Opinión

La psiquiatría forense: de la teoría a la práctica

Una de mis actividades habituales desde hace tiempo, además de ver a mis pacientes, dar clases en la Universidad y divulgar sobre mi especialidad en los medios de comunicación es llevar a cabo una labor diferente, como la de asistir como perito a “juicios” en los que hay controversias y conflictos sobre problemas relacionados con la salud mental. Es lo que se llama técnicamente realizar peritajes o actuar como psiquiatra forense.

El psiquiatra forense es un profesional de la Medicina que asesora e informa a jueces y tribunales en aquella materia en las que es experto, en nuestro caso, en las enfermedades psíquicas y en su posible influencia en el acto que se está investigando o enjuiciando.

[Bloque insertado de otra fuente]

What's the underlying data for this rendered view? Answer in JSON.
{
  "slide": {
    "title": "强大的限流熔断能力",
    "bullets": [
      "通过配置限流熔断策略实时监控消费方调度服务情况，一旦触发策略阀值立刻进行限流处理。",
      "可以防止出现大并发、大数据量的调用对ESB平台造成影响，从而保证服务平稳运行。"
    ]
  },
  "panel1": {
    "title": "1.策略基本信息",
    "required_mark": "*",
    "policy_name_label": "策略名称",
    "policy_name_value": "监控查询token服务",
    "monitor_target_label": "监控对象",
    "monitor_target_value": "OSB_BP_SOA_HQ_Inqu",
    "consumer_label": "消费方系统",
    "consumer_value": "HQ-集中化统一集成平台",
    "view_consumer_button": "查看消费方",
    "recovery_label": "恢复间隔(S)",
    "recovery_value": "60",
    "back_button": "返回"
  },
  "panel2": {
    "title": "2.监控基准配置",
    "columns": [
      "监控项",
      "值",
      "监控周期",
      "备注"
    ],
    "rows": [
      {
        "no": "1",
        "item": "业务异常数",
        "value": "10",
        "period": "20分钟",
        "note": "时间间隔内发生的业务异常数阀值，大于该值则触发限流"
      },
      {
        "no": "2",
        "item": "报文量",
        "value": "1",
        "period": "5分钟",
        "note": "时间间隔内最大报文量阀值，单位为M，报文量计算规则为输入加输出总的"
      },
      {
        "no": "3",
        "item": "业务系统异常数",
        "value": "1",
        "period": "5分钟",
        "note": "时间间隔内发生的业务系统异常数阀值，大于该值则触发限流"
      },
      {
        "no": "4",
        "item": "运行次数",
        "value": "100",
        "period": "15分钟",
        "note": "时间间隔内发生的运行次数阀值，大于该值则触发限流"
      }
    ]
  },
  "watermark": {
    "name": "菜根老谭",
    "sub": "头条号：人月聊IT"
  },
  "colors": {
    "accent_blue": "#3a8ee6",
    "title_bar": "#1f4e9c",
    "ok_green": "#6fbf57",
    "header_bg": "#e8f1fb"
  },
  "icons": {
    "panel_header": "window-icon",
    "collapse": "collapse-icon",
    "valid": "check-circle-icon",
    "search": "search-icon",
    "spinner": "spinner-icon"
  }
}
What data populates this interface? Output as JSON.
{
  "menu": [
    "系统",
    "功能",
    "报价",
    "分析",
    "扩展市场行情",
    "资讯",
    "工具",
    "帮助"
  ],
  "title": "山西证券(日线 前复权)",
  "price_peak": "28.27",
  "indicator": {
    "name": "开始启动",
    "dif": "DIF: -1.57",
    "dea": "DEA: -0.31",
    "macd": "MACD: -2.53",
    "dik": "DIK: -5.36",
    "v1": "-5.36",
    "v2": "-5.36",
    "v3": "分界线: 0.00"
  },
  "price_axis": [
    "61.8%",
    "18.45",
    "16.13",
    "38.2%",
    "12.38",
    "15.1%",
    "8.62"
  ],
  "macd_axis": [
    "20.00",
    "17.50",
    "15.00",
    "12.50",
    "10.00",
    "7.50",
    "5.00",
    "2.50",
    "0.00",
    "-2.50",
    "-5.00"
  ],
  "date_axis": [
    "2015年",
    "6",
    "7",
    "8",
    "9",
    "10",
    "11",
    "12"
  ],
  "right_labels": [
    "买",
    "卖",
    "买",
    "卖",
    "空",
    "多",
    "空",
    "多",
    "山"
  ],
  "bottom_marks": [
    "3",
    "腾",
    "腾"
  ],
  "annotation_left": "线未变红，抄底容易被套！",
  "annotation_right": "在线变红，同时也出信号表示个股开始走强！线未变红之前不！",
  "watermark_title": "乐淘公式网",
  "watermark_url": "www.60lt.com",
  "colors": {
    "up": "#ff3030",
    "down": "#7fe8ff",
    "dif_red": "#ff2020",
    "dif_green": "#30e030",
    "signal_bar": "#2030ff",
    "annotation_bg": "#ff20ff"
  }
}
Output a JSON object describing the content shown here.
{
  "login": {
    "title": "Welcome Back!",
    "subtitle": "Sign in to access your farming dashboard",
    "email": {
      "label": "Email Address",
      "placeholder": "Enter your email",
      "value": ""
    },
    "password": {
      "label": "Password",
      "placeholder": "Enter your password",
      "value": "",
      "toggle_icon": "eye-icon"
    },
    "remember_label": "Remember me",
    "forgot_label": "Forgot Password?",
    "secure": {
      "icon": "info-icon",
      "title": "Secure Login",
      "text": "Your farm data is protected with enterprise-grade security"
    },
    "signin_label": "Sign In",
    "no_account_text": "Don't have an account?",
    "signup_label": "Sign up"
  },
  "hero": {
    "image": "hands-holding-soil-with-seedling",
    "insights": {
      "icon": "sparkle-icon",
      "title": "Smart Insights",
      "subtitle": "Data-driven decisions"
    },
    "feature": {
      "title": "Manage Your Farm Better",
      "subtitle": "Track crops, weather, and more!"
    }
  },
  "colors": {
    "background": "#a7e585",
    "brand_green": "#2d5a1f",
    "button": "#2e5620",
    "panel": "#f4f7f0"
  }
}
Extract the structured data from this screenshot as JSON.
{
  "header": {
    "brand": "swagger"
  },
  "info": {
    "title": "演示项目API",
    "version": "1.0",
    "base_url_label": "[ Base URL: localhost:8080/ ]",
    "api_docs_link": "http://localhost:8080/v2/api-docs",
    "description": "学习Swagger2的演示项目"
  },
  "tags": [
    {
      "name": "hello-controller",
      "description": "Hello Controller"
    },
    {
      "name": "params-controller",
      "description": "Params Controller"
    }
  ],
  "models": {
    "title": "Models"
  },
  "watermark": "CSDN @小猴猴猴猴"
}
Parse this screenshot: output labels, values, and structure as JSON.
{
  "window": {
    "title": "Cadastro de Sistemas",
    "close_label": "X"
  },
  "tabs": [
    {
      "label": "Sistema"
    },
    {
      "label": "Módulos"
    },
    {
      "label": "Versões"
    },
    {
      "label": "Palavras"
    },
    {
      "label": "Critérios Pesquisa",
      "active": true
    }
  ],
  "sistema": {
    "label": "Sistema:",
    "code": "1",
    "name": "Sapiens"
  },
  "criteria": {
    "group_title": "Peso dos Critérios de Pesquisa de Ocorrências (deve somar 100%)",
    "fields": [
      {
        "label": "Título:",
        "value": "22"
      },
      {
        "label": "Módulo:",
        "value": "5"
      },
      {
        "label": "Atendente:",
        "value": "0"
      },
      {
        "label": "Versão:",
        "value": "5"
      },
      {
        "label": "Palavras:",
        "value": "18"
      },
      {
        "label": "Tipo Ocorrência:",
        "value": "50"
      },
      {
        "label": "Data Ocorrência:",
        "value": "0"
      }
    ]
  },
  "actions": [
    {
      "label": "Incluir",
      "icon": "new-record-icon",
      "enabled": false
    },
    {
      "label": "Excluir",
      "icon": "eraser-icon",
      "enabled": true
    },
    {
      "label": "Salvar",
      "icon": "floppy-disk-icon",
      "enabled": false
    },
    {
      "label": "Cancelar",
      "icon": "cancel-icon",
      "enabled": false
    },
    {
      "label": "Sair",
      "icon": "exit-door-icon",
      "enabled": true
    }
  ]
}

Cuando escribo esta reflexión estoy a punto de entrar en la “vista oral o plenario” (que es como llaman técnicamente a los juicios), en una amable y apacible ciudad española.

El asunto, en su origen, no es de mucha gravedad y tendría que haberse solucionado por otro medio, pero como ocurre con frecuencia, una pelea banal entre vecinos ha llegado a un Juzgado Penal y su “señoría”, la magistrada, tiene que poner orden en el asunto y dirimir la existencia de responsabilidades.

Hemos sido citados a las 10.00 horas y, lamentablemente y como ocurre habitualmente, hemos tenido que esperar más de 4 para “deponer”, que es como se llama la ratificación del informe que previamente hemos hecho, y la explicación del mismo a su señoría y a las partes en litigio.

Las largas esperas de peritos y testigos es la norma. Quizá por la saturación de asuntos, quizá por una mala planificación de los señalamientos, quizá por un cierto abuso o menosprecio del tiempo ajeno, quizá porque… no sé la razón con certeza, pero la realidad y la experiencia me dicen que es lo habitual, lo considerado como normal, aunque cualquier persona convendrá conmigo en que no debería tener esa consideración.

Esa espera tediosa, aburrida y sufrida, lejos de hacerse en lugar habilitado para ello, se hace en los pasillos de juzgados y tribunales, donde se mezclan los investigados, los denunciantes, los testigos, los peritos, los letrados. A veces se añaden estudiantes de Derecho que van a hacer prácticas y, cómo no, algunos curiosos, que de todo hay en la “viña del señor”.

La ley dice explícitamente que no puede haber contacto de ningún tipo entre los testigos y peritos durante el acto de la vista oral (juicio), pero salvo excepciones muy excepcionales, valga la redundancia, la ley no se cumple.

Con la salida de cada testigo (generalmente personas ajenas al derecho, y que muchos de ellos acuden por primera vez a una sala de justicia) se producen preguntas, comentarios y cuchicheos que la ley, insisto, prohíbe taxativamente para evitar “contaminar” la marcha del proceso.

Pero como les digo, esto no se cumple y de poco sirve lo que dicen las normas, cuando estas no se practican. De poco o nada sirve lo que expresa la Ley, cuando, en la práctica, o no se cumple, o cuando se interpreta de forma tan peculiar, que se desvirtúa el criterio del legislador en su origen y concepción.

Mucho tenemos que cambiar en España para que en la Administración de Justicia las cosas funcionen de otra manera más adecuada y correcta. Y no todo, ni siempre, es un problema de “dinero”, ni de personal, ni de recursos, sino de gestión básica y de cumplimiento de estricto de la legalidad.

Lo que les he contado es un ejemplo, quizá banal (nada debería serlo cuando está en juego la libertad de una persona); puede que menor (aunque en un número muy elevado casos se convierta en determinante y esencial); no sangrante (según quién y cómo lo mire), pero sí generalizado.

Si en normas y criterios escritos y precisos, establecidos en las leyes procesales con meridiana claridad, las cosas no se cumplen, no quiero ni pensar lo que puede pasar cuando todo queda en manos de la discrecionalidad, cuando no arbitrariedad, del sistema y de aquellos que lo integran.